ISO 9001:2008 is based on the principles of quality management, such as customer orientation, leadership, staff involvement, process approach, improvement, making decisions based on evidence, and management of communications. Thus, in accordance with its requirements for the creation of a quality management system, the company should implement the following tasks: define the necessary processes for the quality management system and applicate them; define and establish criteria and methods of ensuring and controlling the efficiency of the system and operations, including monitoring and measurement; define and ensure the availability of the resources necessary for all this activities; appoint responsible persons who will have the authority to monitor these processes; consider risks and opportunities; control and assess the processes; make any changes necessary to reach the expected result; constantly seek improvement of the processes and operations as well as quality management system.

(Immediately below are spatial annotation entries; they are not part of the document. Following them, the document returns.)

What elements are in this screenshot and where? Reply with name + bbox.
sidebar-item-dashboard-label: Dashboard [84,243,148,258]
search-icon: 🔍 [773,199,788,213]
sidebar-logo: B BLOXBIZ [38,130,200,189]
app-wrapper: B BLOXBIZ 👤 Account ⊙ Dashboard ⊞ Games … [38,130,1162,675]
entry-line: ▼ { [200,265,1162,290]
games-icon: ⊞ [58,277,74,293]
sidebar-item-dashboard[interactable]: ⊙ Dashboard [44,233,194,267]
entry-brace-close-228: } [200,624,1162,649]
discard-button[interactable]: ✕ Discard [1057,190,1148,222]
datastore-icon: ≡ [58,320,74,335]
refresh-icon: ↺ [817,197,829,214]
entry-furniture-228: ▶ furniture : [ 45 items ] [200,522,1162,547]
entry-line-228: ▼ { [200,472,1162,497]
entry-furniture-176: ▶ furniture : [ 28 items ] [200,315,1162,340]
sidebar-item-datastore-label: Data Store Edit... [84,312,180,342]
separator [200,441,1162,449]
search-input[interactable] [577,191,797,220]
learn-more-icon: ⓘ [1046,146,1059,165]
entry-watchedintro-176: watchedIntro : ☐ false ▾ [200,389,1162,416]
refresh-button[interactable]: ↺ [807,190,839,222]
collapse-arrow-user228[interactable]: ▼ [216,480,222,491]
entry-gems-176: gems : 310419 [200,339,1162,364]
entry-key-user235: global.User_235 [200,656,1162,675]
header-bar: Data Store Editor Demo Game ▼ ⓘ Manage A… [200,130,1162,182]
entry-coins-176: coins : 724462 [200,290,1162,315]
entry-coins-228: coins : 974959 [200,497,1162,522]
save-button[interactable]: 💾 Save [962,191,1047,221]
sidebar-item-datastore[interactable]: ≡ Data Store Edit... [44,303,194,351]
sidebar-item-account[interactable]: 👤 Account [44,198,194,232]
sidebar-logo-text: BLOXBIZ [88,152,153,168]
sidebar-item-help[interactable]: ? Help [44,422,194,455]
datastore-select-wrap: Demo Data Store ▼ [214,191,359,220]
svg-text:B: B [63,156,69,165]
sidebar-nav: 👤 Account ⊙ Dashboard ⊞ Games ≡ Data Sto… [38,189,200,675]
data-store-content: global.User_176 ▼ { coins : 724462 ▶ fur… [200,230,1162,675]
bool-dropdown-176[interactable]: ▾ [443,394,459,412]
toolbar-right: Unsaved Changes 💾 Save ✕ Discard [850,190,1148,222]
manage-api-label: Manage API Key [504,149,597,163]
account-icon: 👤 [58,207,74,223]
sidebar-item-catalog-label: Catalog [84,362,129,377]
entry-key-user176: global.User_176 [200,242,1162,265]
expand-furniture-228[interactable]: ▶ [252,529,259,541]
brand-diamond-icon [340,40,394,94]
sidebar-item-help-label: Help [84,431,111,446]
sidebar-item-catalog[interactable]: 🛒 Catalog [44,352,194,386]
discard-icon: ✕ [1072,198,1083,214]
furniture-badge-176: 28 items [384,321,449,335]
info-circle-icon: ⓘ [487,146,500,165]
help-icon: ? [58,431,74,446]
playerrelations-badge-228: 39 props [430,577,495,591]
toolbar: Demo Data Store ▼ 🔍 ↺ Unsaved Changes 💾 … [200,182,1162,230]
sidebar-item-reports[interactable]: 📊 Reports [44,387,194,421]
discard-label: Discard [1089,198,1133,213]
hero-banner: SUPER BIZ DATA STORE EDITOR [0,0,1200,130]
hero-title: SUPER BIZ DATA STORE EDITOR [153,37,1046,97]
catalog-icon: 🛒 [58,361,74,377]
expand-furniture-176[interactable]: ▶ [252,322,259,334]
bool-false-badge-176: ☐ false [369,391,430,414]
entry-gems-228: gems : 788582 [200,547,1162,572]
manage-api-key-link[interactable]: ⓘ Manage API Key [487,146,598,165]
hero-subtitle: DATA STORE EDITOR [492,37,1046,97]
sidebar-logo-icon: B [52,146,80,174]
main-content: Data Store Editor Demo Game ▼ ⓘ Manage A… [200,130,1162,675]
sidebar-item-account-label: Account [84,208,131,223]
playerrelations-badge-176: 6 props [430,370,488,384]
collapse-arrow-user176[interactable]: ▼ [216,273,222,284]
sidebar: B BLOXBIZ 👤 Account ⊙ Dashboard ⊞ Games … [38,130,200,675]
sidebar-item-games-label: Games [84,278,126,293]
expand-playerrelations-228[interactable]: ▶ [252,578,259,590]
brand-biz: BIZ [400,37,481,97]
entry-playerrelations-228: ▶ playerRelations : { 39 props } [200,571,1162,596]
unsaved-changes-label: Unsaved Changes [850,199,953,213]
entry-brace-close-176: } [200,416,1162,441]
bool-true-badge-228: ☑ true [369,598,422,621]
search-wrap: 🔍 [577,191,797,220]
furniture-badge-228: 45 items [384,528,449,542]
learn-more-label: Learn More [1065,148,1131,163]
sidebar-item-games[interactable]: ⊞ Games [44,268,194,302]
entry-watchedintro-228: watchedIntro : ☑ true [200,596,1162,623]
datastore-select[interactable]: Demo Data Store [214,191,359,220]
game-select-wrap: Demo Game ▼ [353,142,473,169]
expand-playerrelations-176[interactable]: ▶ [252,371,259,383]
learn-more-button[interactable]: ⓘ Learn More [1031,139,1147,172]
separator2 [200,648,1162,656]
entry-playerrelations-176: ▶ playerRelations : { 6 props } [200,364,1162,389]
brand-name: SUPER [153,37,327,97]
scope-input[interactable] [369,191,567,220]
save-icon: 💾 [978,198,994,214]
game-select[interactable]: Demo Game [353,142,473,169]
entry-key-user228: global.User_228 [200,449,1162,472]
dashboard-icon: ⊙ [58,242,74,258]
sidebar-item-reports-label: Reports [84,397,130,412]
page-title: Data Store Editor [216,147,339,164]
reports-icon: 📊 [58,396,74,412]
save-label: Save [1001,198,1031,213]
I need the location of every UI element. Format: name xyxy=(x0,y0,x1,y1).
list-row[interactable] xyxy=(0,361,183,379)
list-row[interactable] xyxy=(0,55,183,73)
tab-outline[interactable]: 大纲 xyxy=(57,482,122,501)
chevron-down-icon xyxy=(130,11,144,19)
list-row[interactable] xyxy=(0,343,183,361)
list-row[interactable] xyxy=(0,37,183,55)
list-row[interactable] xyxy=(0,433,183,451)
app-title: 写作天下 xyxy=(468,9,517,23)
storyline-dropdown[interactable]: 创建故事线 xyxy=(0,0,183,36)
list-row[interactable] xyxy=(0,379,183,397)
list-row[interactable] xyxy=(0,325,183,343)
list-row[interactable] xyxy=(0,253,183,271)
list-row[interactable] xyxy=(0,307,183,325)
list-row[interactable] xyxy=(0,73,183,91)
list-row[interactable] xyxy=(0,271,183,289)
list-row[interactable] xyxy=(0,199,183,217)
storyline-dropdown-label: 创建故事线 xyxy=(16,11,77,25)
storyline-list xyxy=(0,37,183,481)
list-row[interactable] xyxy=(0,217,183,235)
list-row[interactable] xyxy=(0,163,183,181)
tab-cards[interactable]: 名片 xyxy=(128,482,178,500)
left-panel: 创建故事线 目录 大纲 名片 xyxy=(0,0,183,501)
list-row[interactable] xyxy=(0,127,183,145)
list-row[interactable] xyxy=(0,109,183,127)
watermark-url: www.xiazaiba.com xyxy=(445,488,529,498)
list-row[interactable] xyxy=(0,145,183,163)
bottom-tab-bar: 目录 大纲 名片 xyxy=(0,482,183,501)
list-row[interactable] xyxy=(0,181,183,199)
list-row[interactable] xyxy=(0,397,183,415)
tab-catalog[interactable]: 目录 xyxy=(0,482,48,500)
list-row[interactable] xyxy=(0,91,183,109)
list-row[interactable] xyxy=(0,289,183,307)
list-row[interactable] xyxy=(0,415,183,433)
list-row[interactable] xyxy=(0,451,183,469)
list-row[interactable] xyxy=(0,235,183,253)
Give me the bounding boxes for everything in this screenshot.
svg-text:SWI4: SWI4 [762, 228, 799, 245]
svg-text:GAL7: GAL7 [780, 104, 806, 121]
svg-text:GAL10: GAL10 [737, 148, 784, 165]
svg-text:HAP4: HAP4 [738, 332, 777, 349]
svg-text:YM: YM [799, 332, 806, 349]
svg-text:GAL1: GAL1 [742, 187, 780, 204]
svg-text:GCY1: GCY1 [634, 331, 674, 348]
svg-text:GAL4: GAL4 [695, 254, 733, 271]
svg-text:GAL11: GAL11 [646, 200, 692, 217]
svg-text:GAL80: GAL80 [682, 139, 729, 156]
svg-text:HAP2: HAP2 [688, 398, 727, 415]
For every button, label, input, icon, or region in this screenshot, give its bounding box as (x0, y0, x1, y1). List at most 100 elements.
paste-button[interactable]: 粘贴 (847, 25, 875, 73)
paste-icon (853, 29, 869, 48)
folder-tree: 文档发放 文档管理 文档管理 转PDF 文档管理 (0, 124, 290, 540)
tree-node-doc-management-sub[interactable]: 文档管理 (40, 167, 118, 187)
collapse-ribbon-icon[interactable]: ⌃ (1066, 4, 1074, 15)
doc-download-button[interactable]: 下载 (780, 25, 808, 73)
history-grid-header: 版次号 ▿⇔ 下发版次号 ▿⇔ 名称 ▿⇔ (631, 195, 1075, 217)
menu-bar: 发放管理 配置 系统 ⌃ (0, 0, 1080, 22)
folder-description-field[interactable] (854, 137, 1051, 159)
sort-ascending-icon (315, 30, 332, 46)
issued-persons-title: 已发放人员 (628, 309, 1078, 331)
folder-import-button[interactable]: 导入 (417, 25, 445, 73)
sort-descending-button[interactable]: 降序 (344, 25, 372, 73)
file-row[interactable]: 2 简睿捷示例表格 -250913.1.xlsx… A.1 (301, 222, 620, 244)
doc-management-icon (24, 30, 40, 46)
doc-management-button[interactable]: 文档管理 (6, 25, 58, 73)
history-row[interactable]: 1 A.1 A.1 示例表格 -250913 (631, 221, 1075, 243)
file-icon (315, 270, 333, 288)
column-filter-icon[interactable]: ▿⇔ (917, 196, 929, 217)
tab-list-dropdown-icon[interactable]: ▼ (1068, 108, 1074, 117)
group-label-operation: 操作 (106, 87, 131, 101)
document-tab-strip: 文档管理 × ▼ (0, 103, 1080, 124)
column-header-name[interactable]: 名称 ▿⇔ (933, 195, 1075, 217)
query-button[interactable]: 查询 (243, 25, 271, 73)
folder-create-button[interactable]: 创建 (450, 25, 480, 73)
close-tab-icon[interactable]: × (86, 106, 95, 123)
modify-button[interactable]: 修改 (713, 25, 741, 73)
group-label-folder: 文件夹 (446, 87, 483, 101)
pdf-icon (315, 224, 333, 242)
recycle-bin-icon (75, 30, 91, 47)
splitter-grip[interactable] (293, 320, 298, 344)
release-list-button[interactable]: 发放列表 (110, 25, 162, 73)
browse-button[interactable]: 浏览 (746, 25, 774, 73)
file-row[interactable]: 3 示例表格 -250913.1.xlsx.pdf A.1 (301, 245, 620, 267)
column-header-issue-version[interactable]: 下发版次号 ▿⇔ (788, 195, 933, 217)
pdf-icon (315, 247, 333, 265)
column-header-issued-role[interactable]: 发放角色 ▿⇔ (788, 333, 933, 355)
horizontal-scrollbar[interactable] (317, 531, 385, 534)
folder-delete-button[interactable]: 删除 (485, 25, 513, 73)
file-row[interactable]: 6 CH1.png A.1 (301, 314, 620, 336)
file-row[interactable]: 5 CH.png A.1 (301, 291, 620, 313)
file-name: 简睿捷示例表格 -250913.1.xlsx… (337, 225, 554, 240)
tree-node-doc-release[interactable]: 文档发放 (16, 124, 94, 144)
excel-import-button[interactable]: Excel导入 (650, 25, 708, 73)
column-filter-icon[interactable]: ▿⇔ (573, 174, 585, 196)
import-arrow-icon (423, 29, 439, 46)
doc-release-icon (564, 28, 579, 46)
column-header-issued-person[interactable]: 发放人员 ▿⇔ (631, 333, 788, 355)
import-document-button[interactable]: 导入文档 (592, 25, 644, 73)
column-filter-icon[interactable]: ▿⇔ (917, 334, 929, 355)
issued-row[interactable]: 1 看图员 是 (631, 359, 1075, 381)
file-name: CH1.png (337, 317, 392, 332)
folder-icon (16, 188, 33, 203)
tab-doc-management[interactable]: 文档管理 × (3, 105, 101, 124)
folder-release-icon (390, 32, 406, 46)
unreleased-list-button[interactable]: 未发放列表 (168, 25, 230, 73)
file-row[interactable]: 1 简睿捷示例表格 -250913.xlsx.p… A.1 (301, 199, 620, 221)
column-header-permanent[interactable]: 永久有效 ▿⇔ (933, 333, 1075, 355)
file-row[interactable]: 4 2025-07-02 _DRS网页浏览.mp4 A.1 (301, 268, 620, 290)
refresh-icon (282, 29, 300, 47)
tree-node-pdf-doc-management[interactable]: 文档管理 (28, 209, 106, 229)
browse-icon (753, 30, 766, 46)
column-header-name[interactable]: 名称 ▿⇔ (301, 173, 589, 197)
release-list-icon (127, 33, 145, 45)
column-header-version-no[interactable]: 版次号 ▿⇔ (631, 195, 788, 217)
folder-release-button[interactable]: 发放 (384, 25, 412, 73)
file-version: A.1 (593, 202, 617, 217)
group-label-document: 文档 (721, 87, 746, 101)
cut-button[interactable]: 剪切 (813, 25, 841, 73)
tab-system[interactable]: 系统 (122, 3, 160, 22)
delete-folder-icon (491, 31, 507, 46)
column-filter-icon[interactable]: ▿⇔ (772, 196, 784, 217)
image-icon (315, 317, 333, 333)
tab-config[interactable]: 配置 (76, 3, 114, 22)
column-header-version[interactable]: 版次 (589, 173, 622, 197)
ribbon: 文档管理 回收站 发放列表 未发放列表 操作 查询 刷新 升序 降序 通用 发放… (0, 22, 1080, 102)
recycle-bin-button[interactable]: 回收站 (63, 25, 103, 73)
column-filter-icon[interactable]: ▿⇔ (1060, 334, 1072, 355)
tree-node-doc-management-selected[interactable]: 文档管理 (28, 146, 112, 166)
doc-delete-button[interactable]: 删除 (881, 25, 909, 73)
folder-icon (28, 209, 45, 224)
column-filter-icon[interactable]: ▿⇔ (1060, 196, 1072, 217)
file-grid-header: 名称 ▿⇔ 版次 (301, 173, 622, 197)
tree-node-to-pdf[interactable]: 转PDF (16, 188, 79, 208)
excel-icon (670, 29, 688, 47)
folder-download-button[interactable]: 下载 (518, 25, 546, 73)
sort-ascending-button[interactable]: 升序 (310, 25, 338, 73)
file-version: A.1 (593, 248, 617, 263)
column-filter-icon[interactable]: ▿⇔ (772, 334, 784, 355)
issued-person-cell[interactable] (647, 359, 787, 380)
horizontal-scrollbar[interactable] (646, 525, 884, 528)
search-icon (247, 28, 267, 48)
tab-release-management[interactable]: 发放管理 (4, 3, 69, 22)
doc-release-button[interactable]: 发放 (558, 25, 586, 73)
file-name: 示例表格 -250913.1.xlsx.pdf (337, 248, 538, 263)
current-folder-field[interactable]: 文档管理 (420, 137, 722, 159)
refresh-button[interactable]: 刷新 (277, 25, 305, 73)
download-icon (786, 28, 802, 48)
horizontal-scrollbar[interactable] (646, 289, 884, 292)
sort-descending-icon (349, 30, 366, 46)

There is a significant gap between the current state of Air Arabia and the requirements specified in the standard. In order to fill this gap, the company should establish separate quality management system, implement planning stage at all levels, including establishment of requirements related to the resources. Finally, the organization should document all the processes, operations, plans, and demands, ensuring that this information is available to the public.